I went hiking, more than 130 km in 6 days. On a journey with myself, to myself.
I put aside the fact that it was very hot for intensive walking.
The fact that it was hilly and the walking routes were sandy and unpredictable could not be a problem.
I wanted this so badly, and if I want something….

And I don’t have to explain how hard it was to walk, with a backpack, at a temperature of 35 degrees on average.
I found myself, crossed a line, and another, and another… and another.
It is wonderful to be able to experience how strong and powerful the human body is, we can really do so much more than what we think.

And then nature, a big wow
The fens, the Walloon beaches, the forests and the beautiful purple heather, truly breathtakingly beautiful.
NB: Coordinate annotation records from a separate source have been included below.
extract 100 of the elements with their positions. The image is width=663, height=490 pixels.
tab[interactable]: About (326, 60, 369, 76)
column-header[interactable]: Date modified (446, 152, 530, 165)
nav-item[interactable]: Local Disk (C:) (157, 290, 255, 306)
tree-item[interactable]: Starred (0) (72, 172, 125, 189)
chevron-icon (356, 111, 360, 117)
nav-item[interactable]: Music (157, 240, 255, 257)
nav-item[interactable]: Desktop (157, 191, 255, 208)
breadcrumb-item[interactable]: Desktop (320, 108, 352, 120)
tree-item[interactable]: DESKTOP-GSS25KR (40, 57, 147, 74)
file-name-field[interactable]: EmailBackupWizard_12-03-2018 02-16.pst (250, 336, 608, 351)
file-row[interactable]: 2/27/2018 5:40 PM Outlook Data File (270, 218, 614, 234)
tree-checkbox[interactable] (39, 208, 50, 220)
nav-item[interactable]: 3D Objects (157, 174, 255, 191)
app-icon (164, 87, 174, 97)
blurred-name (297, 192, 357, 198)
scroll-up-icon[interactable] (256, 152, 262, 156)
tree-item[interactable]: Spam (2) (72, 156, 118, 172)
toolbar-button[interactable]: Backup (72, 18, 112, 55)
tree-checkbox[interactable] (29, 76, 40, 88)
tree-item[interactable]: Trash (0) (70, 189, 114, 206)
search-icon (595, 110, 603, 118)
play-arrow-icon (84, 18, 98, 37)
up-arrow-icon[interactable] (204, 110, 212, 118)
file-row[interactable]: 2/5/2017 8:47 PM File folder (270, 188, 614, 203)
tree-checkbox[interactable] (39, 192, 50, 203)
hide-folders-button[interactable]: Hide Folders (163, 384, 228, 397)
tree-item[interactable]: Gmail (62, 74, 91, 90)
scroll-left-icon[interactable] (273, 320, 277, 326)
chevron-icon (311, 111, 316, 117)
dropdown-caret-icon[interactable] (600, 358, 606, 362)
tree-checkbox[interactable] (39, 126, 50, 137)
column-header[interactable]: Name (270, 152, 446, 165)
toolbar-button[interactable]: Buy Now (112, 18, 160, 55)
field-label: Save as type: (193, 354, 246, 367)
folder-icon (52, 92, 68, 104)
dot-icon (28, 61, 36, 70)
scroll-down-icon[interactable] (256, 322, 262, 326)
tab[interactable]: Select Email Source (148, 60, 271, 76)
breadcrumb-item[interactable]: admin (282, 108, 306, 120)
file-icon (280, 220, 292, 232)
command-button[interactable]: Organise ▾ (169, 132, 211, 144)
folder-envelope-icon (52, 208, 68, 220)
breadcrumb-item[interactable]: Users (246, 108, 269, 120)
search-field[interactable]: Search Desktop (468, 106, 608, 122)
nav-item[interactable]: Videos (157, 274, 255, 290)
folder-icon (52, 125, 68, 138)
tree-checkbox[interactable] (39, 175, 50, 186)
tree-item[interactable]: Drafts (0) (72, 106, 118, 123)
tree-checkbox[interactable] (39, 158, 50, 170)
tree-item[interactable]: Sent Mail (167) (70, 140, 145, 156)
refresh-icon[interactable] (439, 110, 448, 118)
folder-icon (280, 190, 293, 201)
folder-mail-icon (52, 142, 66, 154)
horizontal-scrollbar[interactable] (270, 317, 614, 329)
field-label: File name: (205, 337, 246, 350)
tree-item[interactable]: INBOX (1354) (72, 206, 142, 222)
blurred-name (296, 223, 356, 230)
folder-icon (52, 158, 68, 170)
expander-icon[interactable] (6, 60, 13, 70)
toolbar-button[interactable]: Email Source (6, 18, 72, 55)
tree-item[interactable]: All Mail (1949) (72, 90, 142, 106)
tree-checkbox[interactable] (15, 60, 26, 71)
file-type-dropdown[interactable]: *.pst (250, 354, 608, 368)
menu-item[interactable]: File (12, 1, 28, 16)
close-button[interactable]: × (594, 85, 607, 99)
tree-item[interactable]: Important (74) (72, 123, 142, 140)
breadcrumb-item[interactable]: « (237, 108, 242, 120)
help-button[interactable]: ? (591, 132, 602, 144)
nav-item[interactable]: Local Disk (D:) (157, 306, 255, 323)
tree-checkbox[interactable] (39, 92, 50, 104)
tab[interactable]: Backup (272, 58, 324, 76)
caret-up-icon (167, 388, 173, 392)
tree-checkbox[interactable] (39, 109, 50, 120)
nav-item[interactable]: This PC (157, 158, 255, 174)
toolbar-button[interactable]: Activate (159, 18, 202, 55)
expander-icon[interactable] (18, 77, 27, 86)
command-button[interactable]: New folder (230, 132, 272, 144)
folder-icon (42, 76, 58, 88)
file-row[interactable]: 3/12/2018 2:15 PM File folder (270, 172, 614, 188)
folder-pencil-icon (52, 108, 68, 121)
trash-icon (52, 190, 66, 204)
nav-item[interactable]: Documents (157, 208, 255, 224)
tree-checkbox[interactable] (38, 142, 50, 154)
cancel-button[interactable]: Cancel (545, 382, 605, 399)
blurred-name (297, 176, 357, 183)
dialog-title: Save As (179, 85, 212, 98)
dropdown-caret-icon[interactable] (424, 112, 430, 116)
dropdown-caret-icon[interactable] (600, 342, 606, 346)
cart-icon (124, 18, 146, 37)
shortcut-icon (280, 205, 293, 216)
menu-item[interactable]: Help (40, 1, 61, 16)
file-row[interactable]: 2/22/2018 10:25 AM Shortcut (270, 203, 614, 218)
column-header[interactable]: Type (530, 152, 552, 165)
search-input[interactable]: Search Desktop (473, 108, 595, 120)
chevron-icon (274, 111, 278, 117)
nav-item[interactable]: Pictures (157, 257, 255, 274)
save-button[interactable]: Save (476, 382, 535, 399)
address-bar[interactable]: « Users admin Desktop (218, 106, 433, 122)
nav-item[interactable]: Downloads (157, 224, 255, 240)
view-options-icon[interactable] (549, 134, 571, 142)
But I didn’t get to myself
‘Cause I had to keep going
Because of the fatigue
Because of the heat
Because of the pain
I wanted this so badly
For myself
And for no one else
Giving up was not an option
Carry on though

Then, all of a sudden,
In the middle of the week
Between 2 steps
In the space of inhaling and exhaling
It was quiet
Silence between the movement
As in the eye of the storm
A seemingly small space
As big as the universe
You don’t have to travel
To experience this space
Stop looking
‘Cause it’s already here

Sunday I finished the Walk of Wisdom and I felt tired but satisfied.
It made me realize that nothing can be taken for granted. That we can be grateful for the small big things.
We have water from the tap, a bed to sleep in, a healthy body to live in, and around us only beautiful lovely people.
Yes…. I am a grateful person.
And how nice it is to be home again.